Image: Bonsai kabenzu, Pl.06/Artvee

“If you’re 15 minutes early, you’re on time. If you’re on time, you’re late. And if you’re late, don’t even bother showing up, because you’re not going to get the job.”

These are the words my high school co-op teacher said, which really made an impression on me and my punctuality. Still, my partner and I found ourselves late for brunch (why do we torture ourselves?!), with lines to the most mediocre restaurants looping around the corner and reservations booked up. 

We decided not to get brunch. We’d get Italian instead. And as it turns out, Terroni just opened, and we were the first people seated in the place. I had a pizza I was very happy with, and we got to relax and eat instead of waiting in a ridiculous line for the privilege of overpaying to eat eggs.

I wonder if my co-op teacher’s advice rang true for that too. Being early for a meeting is good etiquette, being early to lunch is a good day, and being early to a trend or shift can change your life. 
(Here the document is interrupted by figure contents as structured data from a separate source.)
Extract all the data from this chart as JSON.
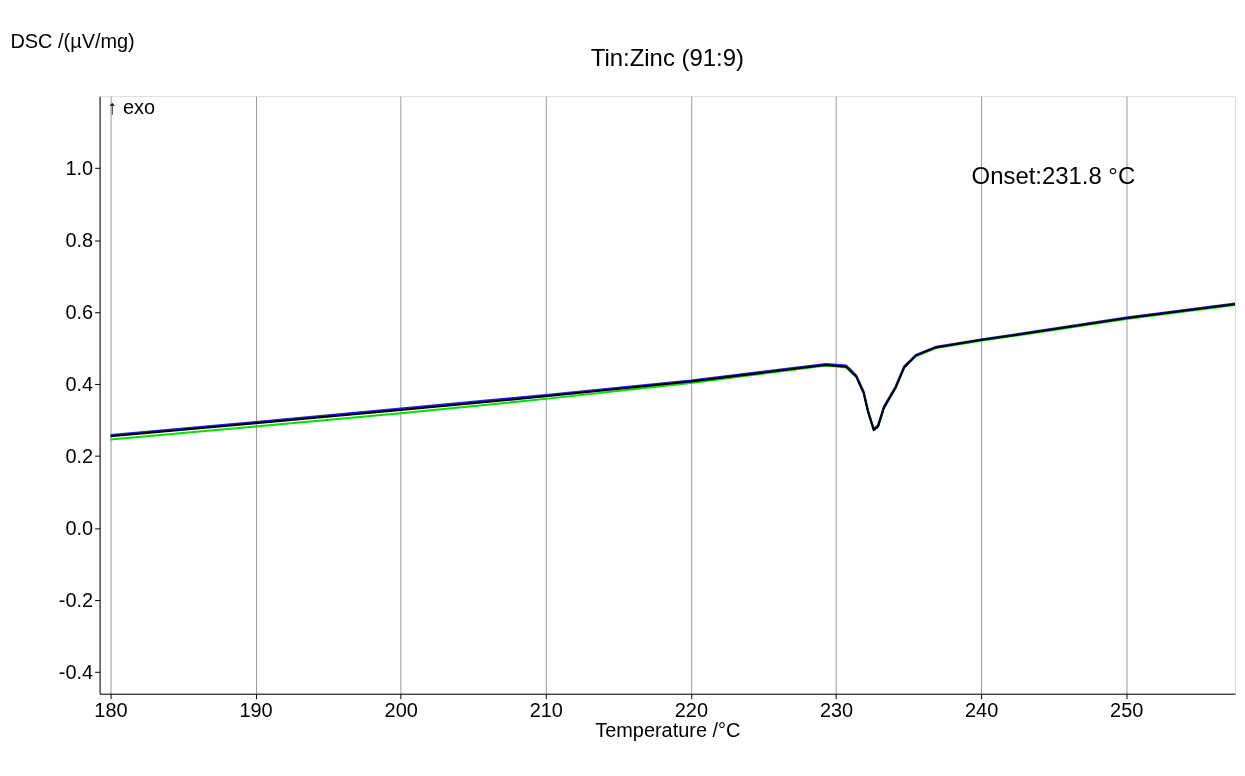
{
  "chart_data": {
    "type": "line",
    "title": "Tin:Zinc  (91:9)",
    "xlabel": "Temperature /°C",
    "ylabel": "DSC /(µV/mg)",
    "x": [
      180,
      190,
      200,
      210,
      220,
      229.3,
      230.7,
      231.4,
      231.9,
      232.2,
      232.6,
      232.9,
      233.3,
      234.1,
      234.7,
      235.5,
      236.9,
      240.1,
      242.3,
      250,
      257.5
    ],
    "series": [
      {
        "color": "#00e000",
        "values": [
          0.246,
          0.282,
          0.319,
          0.359,
          0.403,
          0.452,
          0.446,
          0.42,
          0.376,
          0.324,
          0.272,
          0.282,
          0.334,
          0.389,
          0.446,
          0.477,
          0.5,
          0.521,
          0.534,
          0.581,
          0.62
        ]
      },
      {
        "color": "#2020e0",
        "values": [
          0.259,
          0.295,
          0.332,
          0.37,
          0.41,
          0.456,
          0.452,
          0.424,
          0.38,
          0.328,
          0.276,
          0.286,
          0.338,
          0.393,
          0.45,
          0.481,
          0.504,
          0.525,
          0.538,
          0.585,
          0.624
        ]
      },
      {
        "color": "#000000",
        "values": [
          0.255,
          0.291,
          0.328,
          0.366,
          0.407,
          0.453,
          0.448,
          0.42,
          0.376,
          0.324,
          0.272,
          0.282,
          0.334,
          0.389,
          0.446,
          0.479,
          0.502,
          0.523,
          0.536,
          0.583,
          0.622
        ]
      }
    ],
    "xlim": [
      179.25,
      257.5
    ],
    "xticks": [
      180,
      190,
      200,
      210,
      220,
      230,
      240,
      250
    ],
    "ylim": [
      -0.46,
      1.2
    ],
    "yticks": [
      {
        "value": -0.4,
        "label": "-0.4"
      },
      {
        "value": -0.2,
        "label": "-0.2"
      },
      {
        "value": 0,
        "label": "0.0"
      },
      {
        "value": 0.2,
        "label": "0.2"
      },
      {
        "value": 0.4,
        "label": "0.4"
      },
      {
        "value": 0.6,
        "label": "0.6"
      },
      {
        "value": 0.8,
        "label": "0.8"
      },
      {
        "value": 1.0,
        "label": "1.0"
      }
    ],
    "grid": "x",
    "annotations": [
      "↑ exo",
      "Onset:231.8 °C"
    ]
  }
}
Timing is a key part of success, but I’m not convinced most of us have a good sense of it. We talk about long-term planning, but it’s also about timing. I’ll give you two examples which you can influence:

In a Fast Company excerpt from Invent and Wander, Jeff Bezos writes, “When I have a good quarterly conference call with Wall Street, people will stop me and say, ‘Congratulations on your quarter,’ and I say, ‘Thank you,’ but what I’m really thinking is that quarter was baked three years ago.” None of Amazon’s leaders should be focused on the current quarter.” 

In a similar way, recording artist Kim Jong Kook says it’s nonsense when people say they’re working out for the summer. They need to prepare for the next year or the one after, and exercise imagining themselves 3–4 years from now. Losing drastic weight fast is unhealthy and unsustainable.
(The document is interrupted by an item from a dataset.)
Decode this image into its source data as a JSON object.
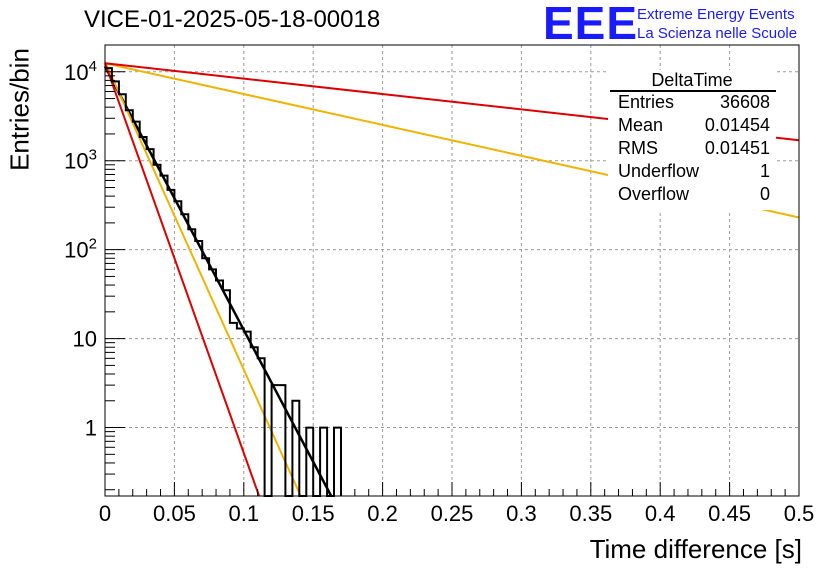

This type of long-term thinking is a valuable exercise, of course. 

For starters, it takes a sense of judgment. Is it too late, or is it still possible to be early? Do your own research, listen to the cases for and against, and then make your own decision. I do wonder whether it’s too late—for NFTs, for crypto, etc.—having thought the same thing in 2017. But that’s okay, too. What would I say to myself in 2025, that I would’ve wished I would’ve done more in 2021 that would make my life a lot better (or, at least, easier)? Look back from the future to the present, like it’s the past.
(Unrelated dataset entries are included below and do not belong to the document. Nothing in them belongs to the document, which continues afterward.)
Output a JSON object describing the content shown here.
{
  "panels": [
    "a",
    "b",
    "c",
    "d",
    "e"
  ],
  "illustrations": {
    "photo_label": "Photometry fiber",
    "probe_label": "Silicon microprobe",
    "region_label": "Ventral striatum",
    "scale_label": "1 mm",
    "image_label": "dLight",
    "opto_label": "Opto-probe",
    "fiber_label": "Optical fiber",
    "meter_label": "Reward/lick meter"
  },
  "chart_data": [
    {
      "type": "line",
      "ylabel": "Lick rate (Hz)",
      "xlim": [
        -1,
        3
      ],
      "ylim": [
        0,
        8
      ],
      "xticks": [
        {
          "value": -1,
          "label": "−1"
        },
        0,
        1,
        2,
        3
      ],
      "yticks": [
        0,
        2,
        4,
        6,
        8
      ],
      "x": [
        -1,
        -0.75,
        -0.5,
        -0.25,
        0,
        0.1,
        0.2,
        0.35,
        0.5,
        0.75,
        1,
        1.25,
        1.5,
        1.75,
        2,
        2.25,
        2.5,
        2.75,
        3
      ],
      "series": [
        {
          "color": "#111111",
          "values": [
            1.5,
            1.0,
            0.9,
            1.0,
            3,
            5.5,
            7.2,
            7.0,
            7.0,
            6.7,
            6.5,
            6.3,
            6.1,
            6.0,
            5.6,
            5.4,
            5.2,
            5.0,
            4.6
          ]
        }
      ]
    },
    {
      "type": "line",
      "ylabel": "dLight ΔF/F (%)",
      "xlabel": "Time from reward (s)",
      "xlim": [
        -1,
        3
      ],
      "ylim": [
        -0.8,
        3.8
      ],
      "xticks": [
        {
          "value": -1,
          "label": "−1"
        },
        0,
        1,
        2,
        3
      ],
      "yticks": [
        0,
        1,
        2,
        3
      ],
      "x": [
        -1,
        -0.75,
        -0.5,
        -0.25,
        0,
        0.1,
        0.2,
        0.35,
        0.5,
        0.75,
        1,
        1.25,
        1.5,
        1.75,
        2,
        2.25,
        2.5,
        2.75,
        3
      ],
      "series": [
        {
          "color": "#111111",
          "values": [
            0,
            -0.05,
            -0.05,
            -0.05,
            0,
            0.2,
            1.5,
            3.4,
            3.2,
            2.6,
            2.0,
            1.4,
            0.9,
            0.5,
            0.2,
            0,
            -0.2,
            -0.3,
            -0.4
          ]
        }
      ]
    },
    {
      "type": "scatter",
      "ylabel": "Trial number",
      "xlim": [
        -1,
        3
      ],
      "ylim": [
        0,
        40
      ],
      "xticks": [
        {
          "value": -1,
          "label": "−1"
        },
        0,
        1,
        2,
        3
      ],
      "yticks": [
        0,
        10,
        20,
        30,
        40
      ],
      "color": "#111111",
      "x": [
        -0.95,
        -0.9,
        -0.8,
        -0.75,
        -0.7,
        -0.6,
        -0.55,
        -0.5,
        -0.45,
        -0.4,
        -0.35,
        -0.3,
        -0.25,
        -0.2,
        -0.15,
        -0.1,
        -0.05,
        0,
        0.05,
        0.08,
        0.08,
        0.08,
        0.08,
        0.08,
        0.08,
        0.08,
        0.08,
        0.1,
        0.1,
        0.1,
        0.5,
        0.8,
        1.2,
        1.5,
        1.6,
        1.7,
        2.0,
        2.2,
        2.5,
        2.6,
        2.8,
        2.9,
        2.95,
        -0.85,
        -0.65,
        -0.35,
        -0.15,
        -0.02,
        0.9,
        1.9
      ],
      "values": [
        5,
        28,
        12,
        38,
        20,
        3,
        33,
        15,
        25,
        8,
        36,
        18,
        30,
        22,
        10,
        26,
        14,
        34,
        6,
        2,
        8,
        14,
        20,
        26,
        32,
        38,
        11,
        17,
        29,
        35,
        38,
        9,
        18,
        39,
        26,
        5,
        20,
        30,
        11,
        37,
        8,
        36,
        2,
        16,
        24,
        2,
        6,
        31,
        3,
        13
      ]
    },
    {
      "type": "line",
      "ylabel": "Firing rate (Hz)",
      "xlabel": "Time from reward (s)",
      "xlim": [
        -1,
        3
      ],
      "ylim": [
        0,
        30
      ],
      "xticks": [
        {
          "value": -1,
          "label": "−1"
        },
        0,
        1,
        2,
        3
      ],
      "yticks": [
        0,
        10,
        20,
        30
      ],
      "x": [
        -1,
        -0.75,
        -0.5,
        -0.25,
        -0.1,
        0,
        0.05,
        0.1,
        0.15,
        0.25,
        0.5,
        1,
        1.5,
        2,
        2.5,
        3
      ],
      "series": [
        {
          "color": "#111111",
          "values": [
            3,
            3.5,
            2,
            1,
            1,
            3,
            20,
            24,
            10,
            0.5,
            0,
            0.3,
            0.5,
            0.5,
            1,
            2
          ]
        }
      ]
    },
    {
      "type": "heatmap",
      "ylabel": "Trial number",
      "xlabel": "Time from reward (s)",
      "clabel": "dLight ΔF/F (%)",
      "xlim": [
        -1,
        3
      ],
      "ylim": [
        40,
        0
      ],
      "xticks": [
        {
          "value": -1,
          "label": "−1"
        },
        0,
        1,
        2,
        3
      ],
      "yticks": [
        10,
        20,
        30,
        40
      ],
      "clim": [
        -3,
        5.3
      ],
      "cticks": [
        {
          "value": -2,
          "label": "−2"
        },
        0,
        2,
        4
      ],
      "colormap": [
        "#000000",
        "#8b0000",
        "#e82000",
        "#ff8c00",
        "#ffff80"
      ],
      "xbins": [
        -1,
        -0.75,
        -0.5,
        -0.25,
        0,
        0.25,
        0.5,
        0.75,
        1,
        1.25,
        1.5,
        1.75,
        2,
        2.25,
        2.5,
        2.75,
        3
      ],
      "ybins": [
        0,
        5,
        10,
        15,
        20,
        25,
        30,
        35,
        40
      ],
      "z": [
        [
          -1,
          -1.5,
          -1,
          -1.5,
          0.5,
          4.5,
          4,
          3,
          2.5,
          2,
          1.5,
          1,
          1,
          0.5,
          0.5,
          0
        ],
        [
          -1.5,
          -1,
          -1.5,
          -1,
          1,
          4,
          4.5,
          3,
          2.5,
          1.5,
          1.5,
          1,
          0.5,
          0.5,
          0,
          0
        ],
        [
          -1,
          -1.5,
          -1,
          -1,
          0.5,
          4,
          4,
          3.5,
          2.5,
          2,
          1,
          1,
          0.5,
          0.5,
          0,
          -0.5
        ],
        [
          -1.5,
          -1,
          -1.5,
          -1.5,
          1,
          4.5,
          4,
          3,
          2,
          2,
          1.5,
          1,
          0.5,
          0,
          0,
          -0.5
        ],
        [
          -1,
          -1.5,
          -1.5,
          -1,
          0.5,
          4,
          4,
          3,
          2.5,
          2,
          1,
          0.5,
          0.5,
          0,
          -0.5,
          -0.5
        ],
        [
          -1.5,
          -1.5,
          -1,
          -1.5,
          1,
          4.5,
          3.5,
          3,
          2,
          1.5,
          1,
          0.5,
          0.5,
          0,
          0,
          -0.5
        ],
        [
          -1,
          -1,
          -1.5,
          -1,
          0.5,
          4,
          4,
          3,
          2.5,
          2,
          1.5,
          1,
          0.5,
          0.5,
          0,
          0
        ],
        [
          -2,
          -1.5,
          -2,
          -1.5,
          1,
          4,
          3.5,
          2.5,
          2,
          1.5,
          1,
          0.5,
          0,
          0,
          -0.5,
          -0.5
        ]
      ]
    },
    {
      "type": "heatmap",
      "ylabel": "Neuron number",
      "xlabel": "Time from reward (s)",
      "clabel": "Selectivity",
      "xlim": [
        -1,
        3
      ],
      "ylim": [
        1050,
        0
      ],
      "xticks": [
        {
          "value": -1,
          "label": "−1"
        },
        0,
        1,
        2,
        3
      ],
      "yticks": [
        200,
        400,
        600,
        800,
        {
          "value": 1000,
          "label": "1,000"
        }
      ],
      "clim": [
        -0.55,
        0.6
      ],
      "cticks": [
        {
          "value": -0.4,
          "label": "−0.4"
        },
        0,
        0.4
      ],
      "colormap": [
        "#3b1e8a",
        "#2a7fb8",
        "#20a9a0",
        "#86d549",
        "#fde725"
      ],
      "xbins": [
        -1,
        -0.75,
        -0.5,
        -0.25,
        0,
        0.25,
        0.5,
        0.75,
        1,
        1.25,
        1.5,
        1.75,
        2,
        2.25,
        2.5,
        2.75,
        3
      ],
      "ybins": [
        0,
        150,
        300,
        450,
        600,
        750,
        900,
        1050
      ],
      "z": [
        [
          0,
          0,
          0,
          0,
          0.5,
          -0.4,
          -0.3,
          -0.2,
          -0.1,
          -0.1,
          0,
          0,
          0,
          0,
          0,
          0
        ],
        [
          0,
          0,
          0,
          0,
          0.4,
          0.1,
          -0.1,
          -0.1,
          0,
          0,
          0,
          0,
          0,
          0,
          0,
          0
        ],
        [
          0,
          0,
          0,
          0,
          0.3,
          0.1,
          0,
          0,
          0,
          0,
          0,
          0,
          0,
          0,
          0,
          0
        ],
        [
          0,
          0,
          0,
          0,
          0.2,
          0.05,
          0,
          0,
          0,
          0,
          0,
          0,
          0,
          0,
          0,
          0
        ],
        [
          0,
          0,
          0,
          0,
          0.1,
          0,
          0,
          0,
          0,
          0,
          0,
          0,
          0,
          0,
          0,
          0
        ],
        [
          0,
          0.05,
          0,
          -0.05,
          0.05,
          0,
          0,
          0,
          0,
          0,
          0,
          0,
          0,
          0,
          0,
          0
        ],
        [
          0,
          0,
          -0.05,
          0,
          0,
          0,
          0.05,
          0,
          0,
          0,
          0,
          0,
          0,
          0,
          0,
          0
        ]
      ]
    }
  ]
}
Based on the judgment, there’s also a commitment of time and energy to actually navigating to the place where you can be early. Are NFTs the only thing that matters for you? Is your creative work? Box CEO Aaron Levie writes, “Growth today is from decisions made years ago, execution that ramped quarters ago, and tailwinds that are accelerating now. Plant your seeds wisely!”

And lastly, there’s the capacity to sustain yourself while being early. Are you in a place where you can, like Amazon, afford to look years into the future without worrying about the present? 

Being early is nice, but being early enough is even better.